Common aerosol generators produce aerosols whose particle diameters are (logarithmically) normally distributed, the well-known Gaussian bell curve. It is characterized by its maximum location and width (standard deviation). The most intuitive way is to state how many particles are present at each diameter (or diameter interval), which is therefore called “particle number distribution”. The curve’s maximum is called the “count median diameter” (CMD).

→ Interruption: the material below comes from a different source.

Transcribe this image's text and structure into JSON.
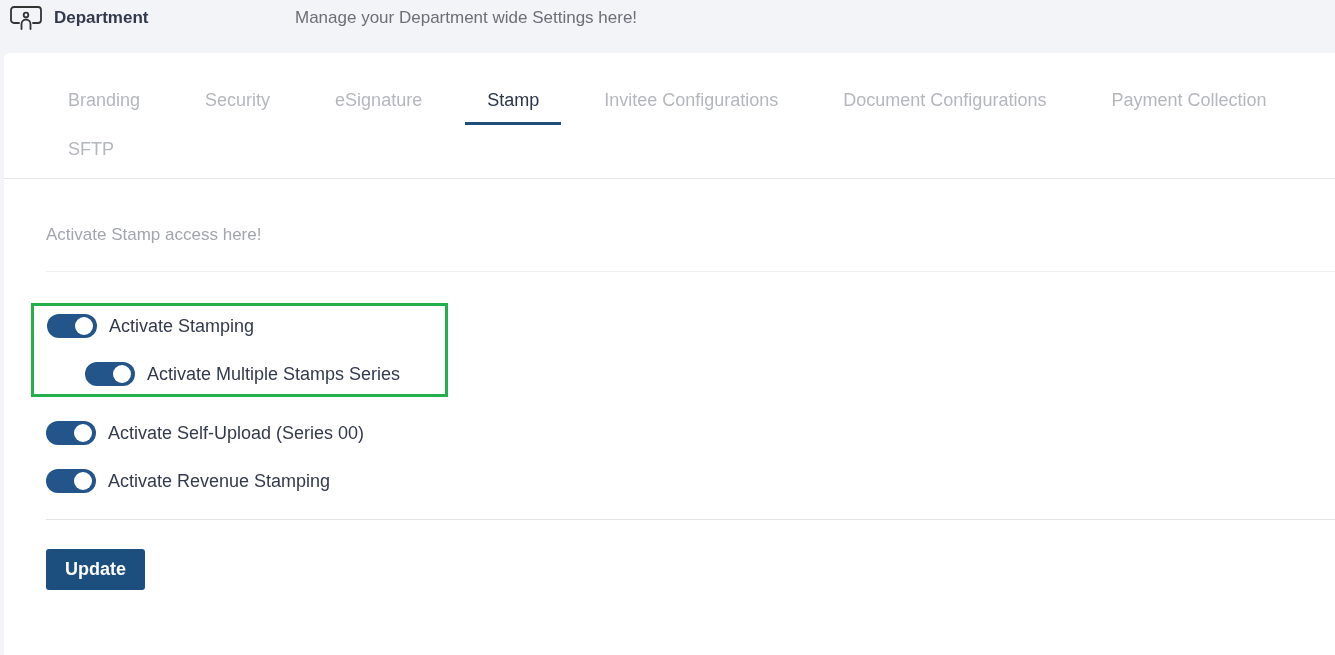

But there are also other definitions, such as the “mass distribution”. When scientists began to classify aerosols by their particle size there were no optical particle counters available that we have today. The only option was to determine the amount of particles gravimetrically, i.e. by weighing. Therefore, the mass distribution was, and still is, of high interest. It is very important not to confuse these two types of distributions and always clearly state which one is required. Here, the maximum is analogously called the “mass median diameter” (MMD). For the same aerosol the MMD is always larger than the CMD. By how much depends on the width of the distribution.
Filtration efficiencies are measured with a challenge aerosol that is directed through the test specimen. Photometers before and after the filter determine the respective aerosol concentrations which yield the efficiency. Liquid aerosols typically consist of paraffin oil, DEHS, PAO or DOP. Solid aerosols in the described standards always consist of sodium chloride particles.
The inhalation/exhalation resistance is determined with a differential pressure sensor connected to the filter mount. Some devices, such as our FMP04, can measure inhalation and exhalation pressures automatically with integrated pneumatic valves to switch the flow direction.
The bacterial filtration efficiency (BFE) for surgical masks is tested with aqueous droplets with a mean diameter in the range of (3.0 ± 0.3) µm. These droplets contain live Staphylococcus aureus bacteria. Droplets passing the mask are collected on agar plates and incubated. The number of colonies compared to that for control runs give the efficiency. No particle filtration test is performed.